Dengan semakin ketatnya prosedur pengamanan transaksi elektronis, praktis peluang pembobolan dari luar semakin tipis. Pembobolan yang dilakukan oleh pihak dalam bank semakin canggih dan semakin besar sesuai dengan tingkat jabatan pelaku. Otorisasi transaksi yang dapat dilakukan oleh pejabat bank disesuaikan dengan tingkatan jabatan. Semakin tinggi jabatan semakin besar otoritas transaksi yang menjadi kewenangannya.

Karena itu, pembobolan dalam sekala kecil biasanya dilakukan oleh pegawai di tingkat rendahan. Kasus pembebolan skala besar hanya mungkin terjadi di bank besar dan oleh pejabat bank dengan posisi tinggi.Pencucian Uang Vs. Kejahatan Perbankan Tindak pencucian uang (money laundering) memang tidak berkait langsung dengan pelanggaran di bidang perbankan dan atau pembobolan bank. Seseorang atau lembaga yang memiliki simpanan bank dalam jumlah yang besar dan melakukan transaksi keuangan yang aktif tidak dapat dikenai secara langsung delik hukum tentang kejahatan perbankan.

Dalam transaksi pencucian uang tidak akan ditemui pelanggaran terhadap peraturan perundang-undangan perbankan maupun tindak kejahatan yang merugikan bank dan atau nasabah bank lainnya.

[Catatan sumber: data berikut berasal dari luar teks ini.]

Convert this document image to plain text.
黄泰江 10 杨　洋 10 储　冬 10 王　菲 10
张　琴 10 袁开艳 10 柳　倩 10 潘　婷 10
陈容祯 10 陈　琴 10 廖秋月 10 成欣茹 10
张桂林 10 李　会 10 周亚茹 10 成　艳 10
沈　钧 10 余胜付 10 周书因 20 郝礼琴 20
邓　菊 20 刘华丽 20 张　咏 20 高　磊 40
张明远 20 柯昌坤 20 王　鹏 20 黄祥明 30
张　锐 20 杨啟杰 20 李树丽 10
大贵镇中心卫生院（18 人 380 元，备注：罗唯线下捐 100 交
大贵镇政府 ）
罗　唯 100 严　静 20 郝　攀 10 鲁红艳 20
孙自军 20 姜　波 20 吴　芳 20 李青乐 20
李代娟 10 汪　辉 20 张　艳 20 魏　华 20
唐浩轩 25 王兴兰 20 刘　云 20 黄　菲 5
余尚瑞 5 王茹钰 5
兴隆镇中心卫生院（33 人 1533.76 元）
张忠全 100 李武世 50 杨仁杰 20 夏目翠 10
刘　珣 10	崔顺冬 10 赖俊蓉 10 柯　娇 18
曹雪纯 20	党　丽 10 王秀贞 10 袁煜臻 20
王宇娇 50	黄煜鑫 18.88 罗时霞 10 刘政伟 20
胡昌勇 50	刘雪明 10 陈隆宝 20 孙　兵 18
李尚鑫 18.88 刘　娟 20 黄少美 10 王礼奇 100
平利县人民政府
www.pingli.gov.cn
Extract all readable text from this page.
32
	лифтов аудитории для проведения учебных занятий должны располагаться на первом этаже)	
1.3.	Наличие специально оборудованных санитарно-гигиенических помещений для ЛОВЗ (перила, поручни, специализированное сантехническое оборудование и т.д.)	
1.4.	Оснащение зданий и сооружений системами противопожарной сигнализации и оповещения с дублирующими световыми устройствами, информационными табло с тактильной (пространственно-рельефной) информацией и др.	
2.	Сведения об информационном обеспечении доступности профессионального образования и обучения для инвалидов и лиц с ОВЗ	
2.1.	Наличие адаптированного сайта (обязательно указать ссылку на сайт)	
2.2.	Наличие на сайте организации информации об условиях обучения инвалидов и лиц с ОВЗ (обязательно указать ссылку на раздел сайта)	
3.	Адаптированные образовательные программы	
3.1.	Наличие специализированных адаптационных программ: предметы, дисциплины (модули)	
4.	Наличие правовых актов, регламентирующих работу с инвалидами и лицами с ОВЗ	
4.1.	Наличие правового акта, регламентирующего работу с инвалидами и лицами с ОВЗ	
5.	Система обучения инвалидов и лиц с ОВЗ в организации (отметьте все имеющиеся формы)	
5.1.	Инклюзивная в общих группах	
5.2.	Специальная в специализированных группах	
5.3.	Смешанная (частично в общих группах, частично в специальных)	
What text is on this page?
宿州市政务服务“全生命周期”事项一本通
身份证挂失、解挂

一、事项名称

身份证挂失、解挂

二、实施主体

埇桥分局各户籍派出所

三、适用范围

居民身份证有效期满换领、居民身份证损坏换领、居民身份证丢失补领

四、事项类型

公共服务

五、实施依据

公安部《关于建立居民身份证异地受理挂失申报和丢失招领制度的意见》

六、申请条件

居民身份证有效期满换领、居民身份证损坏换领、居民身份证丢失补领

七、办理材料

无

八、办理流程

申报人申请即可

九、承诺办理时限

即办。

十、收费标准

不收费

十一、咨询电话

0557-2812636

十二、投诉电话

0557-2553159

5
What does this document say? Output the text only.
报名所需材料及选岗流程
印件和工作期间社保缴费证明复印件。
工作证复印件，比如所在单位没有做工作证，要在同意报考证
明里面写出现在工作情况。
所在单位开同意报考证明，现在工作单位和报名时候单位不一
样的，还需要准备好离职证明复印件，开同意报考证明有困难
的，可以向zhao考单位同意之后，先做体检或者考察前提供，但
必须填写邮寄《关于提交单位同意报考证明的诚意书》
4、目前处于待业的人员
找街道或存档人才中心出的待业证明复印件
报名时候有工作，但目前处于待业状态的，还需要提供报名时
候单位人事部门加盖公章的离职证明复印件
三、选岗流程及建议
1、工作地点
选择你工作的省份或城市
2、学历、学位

Sebagai lembaga kepercayaan, sejatinya bank membawa “misi” untuk menjaga kerahasiaan nasabahnya. Itu sebabnya, beberapa bank (di luar negeri) masih memegang teguh “misi” ini; tidak perduli dari mana asal usul dana simpanan dan bagaimana lalu lintas transaksi terhadap rekening nasabahnya. Kita sering mendengar, banyak dana hasil kejahatan dan praktik ilegal yang diparkir di luar negeri dan sulit diekstradisi.

Bagi praktisi keuangan, perbankan dan pasar modal sudah mengenal istilah transaksi “washing” sejak maraknya lalu lintas investasi portofolio asing sejak awal tahun 1990-an. Transaksi washing lebih kurangnya ditujukan utuk menghindari akses bagi siapapun untuk mengetahui asal-usul dana dari sebuah transaksi pembelian, penempatan, dan investasi; yang sangat mungkin berkait dengan hasil tindak kejahatan. Subyek transaksi jenis ini biasanya sebuah lembaga keuangan dan investasi yang berdomisili hukum di negeri yang dikenal dengan istilah “green island”.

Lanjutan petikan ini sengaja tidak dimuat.